Unless my ws is already screwed up by this.
 
@xpqz you do need to clear all older objects that don't do it correctly. Otherwise, there shouldn't be permanent damange
 
3:49 PM
Let me try a )clear
 
yeah, that's the easy way out
@dzaima so it's either this issue every now and then, or all namespaces can only ever be unallocated by a full GC. :/
(alternatively, don't GC on like every function call, though that's only a temporary solution and would probably just start quietly slowing things down instead of doing so loudly)
 
@Adám are there any ]link hooks?
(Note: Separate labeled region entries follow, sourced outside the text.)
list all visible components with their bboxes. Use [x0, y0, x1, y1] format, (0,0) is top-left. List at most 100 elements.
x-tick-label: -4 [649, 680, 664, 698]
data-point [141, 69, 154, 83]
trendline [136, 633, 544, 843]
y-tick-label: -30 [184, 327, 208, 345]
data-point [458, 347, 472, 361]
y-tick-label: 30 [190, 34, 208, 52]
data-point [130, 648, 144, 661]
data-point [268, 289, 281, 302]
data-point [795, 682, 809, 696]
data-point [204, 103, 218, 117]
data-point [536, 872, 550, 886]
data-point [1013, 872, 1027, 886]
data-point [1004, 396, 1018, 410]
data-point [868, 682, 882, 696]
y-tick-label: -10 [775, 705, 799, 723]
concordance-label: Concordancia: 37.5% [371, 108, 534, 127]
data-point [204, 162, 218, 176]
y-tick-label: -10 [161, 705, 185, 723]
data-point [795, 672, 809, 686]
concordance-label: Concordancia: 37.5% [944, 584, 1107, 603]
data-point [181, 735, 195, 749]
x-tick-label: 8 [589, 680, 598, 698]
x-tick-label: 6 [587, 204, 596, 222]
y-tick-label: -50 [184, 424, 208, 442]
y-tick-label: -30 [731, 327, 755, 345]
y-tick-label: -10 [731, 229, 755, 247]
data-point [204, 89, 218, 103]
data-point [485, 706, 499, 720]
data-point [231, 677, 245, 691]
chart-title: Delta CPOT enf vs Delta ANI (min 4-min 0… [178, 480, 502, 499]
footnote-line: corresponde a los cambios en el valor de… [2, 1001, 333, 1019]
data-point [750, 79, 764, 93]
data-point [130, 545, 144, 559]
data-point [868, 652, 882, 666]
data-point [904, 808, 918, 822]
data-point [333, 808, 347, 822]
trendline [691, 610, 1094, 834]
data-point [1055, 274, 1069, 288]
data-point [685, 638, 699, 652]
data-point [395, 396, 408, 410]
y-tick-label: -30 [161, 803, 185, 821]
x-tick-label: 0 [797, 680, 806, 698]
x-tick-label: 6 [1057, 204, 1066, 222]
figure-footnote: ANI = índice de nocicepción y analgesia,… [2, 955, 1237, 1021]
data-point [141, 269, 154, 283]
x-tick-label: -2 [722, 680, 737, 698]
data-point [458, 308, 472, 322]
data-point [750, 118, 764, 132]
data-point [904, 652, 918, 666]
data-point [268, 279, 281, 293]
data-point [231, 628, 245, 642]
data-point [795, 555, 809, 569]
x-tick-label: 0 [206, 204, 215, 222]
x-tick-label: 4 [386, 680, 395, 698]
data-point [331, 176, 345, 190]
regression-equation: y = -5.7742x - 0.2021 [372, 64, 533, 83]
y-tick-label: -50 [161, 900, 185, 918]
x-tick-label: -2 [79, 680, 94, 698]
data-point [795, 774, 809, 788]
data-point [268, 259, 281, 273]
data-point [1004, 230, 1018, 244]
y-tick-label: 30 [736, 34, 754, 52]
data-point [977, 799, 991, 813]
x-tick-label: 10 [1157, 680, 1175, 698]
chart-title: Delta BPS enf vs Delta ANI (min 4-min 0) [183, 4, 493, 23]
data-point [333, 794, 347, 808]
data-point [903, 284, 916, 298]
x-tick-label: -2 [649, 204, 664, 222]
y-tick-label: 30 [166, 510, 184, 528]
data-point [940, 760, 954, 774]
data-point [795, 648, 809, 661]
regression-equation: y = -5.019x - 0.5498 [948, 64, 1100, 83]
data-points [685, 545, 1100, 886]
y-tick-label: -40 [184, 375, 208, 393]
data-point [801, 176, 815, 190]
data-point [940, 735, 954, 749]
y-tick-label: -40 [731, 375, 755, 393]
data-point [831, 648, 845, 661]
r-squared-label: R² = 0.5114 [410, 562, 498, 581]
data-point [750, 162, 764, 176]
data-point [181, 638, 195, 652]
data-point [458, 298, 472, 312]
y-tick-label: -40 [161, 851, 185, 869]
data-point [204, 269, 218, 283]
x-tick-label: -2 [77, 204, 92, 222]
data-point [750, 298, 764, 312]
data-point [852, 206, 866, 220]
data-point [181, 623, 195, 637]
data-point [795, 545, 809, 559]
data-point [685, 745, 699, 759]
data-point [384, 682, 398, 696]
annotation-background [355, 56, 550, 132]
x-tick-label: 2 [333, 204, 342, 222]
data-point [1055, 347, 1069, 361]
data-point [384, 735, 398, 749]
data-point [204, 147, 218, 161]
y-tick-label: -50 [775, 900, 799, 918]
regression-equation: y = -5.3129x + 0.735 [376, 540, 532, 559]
If I wanted to tell link to execute arbitrary code on initial link, is there a means to do that?
 
@nathanrogers Yes.
 
@dzaima this is now instant, yay:
f←⊃⎕NGET'/Users/stefan/anon6.json'
j←⎕JSON f
docs←j.rows.doc
data←(clusters←⎕NS¨(≢docs)⍴⊂⍬).(name tenancy location nodes)←docs.(_id tenancy location (≢nodes.⎕NL¯9))
Amazing.
 
@nathanrogers See docs.
 
3:57 PM
@Adám what about on initial linking?
 
CMP: What APL glyphs should unicode have included? E.g. "Unicode should have 'left-right tack' for left and right arguments" or "Unicode should have 'intersection del diaresis' because penguins".